Why it might be time to break up with the city

By
Pauline Morrissey
September 7, 2020
The dream of owning a home in Sydney has started to fade. Photo: Pauline Morrissey

I’m writing this from the small balcony of my two-bedroom rental apartment, located in an inner-city suburb of Sydney.

Across the road, there is a pocket of two-storey terraces I gaze at every day during my morning coffee; the type of home that I had come to dream of owning one day, ever since making the move to this city — that was over 10 years ago now.

Lately, this is a typical day for me, and it’s during these mundane moments when I notice that my rose-coloured glasses for the city have begun to fade.

I grew up in a small coastal town, one which had no traffic lights, few job opportunities, and the chances of bumping into someone you knew, forcing you to participate in dreaded small talk, always seemed likely.

With views like this, it’s easy to fall in love with Sydney.

It was only natural that when the opportunity arose to make the move to Sydney for work (at the sprightly age of 21), that I would quickly fall in love with the city’s colourful personality, endless possibilities, and thrilling anonymity.

As the years passed by, I found myself in the most challenging relationship I’ve had, not with another person, but with this city.

Unsurprisingly, one of the main reasons for this is Sydney’s relentless property market. There’s no other city in Australia that chucks around the word “million”, when it comes to property prices, quite so willy-nilly like Sydney.

With a median house price of over $1 million, and not moving, hopeful first-home buyers such as myself can’t help but feel deflated.

So now I find myself widening my property search, dreaming of a tree or sea change – like an unfulfilled partner secretly on the lookout for something new on a dating site.

With a median house price of over $1 million, and not moving, hopeful first-home buyers can’t help but feel deflated. Photo: Peter Braig

It’s a constant push-pull, forever justifying the logic behind the possibility of buying a one-bedroom apartment over a three-bedroom beach house or country home for the same price.

What’s more, I can’t help but notice the correlation between my anxieties and the movement of the city. 

Take driving, for example.

It’s not until you find yourself meandering through the countryside during sunset, or steering through a traffic-free route to the beach in a coastal town, that you’re reminded that driving in the city is hardly driving at all.

Instead, it feels more like a taxing combination of painfully slow bumper-to-bumper traffic, and frantically changing lanes to get nowhere fast.

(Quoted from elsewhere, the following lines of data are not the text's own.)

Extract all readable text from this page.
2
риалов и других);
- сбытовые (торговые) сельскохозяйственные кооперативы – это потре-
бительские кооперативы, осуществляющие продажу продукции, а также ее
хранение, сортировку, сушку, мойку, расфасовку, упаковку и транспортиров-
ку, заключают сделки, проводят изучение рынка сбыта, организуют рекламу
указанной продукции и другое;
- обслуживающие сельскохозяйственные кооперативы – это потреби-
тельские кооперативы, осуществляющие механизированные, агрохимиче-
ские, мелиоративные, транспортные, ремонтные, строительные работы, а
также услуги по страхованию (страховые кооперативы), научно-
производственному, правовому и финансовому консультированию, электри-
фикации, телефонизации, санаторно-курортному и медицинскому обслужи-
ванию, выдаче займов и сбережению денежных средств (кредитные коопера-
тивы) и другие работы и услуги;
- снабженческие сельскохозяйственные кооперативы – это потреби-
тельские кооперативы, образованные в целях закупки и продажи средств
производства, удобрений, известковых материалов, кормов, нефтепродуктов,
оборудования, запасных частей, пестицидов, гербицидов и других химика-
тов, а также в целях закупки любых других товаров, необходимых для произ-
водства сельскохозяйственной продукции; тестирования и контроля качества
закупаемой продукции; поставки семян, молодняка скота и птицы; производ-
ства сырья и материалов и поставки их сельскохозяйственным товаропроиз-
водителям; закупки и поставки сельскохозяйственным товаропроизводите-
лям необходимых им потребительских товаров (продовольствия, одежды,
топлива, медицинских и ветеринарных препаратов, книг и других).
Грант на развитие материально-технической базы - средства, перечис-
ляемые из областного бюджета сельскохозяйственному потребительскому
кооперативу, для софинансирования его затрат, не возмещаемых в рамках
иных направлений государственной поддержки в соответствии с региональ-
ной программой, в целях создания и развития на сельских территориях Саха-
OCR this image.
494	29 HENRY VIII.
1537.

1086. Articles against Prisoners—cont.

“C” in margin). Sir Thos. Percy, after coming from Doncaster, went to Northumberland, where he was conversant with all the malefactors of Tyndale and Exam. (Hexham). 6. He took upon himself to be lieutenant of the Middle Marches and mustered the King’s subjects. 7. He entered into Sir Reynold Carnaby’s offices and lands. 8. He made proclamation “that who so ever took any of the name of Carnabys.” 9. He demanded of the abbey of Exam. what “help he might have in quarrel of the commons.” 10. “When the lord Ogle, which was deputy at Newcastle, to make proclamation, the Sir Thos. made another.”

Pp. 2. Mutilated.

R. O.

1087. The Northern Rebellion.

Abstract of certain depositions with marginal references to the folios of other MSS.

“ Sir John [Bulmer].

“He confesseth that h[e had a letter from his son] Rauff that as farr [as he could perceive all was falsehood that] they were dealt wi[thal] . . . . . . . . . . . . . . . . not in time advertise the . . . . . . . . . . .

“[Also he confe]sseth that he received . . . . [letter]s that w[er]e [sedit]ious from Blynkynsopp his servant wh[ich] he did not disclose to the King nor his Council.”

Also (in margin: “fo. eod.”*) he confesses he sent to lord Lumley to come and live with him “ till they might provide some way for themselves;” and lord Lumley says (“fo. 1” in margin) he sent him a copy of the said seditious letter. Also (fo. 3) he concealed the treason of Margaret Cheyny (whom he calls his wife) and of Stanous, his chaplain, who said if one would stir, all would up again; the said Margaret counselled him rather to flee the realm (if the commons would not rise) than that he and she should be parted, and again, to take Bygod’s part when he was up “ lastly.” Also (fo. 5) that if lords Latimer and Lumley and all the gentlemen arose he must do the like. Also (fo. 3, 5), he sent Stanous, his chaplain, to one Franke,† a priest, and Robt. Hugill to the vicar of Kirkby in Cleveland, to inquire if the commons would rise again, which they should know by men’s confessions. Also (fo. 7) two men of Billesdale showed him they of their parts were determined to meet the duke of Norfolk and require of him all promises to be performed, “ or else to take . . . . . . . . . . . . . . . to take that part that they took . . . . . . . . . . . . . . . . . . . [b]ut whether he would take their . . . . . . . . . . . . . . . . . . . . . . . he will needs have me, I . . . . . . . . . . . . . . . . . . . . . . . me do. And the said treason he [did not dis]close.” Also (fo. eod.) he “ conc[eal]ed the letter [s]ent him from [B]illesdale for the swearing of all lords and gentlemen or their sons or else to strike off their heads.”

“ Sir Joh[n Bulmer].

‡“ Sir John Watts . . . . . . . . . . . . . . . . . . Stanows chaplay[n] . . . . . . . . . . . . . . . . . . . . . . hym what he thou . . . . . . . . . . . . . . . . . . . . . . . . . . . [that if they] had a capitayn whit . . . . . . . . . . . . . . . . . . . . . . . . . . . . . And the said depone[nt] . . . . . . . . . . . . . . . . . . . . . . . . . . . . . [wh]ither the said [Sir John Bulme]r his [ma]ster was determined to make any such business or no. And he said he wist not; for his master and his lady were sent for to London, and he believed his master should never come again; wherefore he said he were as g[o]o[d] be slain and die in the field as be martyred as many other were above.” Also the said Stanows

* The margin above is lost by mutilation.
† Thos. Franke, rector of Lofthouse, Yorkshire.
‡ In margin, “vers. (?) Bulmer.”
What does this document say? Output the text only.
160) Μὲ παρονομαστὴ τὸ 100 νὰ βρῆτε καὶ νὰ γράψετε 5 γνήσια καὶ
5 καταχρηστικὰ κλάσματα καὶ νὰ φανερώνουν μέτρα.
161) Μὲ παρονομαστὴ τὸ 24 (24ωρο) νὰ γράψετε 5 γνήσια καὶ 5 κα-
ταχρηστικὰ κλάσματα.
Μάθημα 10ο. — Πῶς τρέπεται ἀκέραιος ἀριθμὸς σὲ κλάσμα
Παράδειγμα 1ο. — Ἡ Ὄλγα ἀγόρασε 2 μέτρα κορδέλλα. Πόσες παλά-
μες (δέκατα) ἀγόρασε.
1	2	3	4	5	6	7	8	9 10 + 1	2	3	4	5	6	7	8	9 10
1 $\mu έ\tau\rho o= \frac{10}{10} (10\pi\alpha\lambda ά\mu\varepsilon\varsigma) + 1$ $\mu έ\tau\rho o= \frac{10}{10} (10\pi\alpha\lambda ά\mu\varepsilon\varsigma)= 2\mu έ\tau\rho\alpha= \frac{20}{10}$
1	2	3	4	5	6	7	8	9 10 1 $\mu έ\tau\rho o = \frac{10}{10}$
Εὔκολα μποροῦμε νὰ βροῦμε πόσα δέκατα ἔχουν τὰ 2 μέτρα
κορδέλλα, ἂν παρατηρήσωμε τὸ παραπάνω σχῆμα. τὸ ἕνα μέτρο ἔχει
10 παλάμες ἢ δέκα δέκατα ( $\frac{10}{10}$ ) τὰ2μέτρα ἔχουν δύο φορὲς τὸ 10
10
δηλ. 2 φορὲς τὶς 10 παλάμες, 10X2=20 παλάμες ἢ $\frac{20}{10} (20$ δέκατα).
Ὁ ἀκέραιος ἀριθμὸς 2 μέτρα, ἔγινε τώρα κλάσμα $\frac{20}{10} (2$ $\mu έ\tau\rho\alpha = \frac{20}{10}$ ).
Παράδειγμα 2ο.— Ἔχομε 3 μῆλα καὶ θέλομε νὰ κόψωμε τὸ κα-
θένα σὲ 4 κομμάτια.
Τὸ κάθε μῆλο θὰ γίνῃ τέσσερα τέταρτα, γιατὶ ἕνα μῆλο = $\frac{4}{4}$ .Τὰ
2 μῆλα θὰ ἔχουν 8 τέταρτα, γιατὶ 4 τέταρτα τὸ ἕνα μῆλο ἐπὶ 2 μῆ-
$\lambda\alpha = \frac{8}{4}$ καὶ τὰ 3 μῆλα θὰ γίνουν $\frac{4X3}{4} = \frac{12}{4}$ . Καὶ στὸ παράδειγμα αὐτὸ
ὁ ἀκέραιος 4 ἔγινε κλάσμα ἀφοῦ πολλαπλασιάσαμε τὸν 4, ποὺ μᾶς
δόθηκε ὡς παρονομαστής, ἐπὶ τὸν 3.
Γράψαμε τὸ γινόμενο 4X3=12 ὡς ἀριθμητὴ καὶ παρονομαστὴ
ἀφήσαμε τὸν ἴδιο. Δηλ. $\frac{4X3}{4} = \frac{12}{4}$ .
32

There's nothing quite like a scenic drive on an open country road. Photo: iStock

But perhaps the biggest giveaway is this – now more than ever, I feel a growing longing for space. 

I want more space for both my husband and I to work from home; a new normal that we’re currently adapting to.

And with the hope of starting our own family in the future, a backyard would be ideal; space for kids to jump on the trampoline and play under the sprinkler during a hot summer’s day – the same childhood simplicities we were both afforded growing up.

As idyllic as that sounds, truth be told space may never be a luxury I can afford to obtain in Sydney. And if there comes a time when neither I nor the city can come to a compromise, then I’ll be prepared to admit that it may be time to move on.

In which case, I hope that someday, somewhere, when I’m sipping my morning coffee from my sunlit verandah, soaking up the salty air from the nearby beach (my new goal), I’ll think of my days spent living in the city fondly. Not sorry because they’re over, but happy because they happened.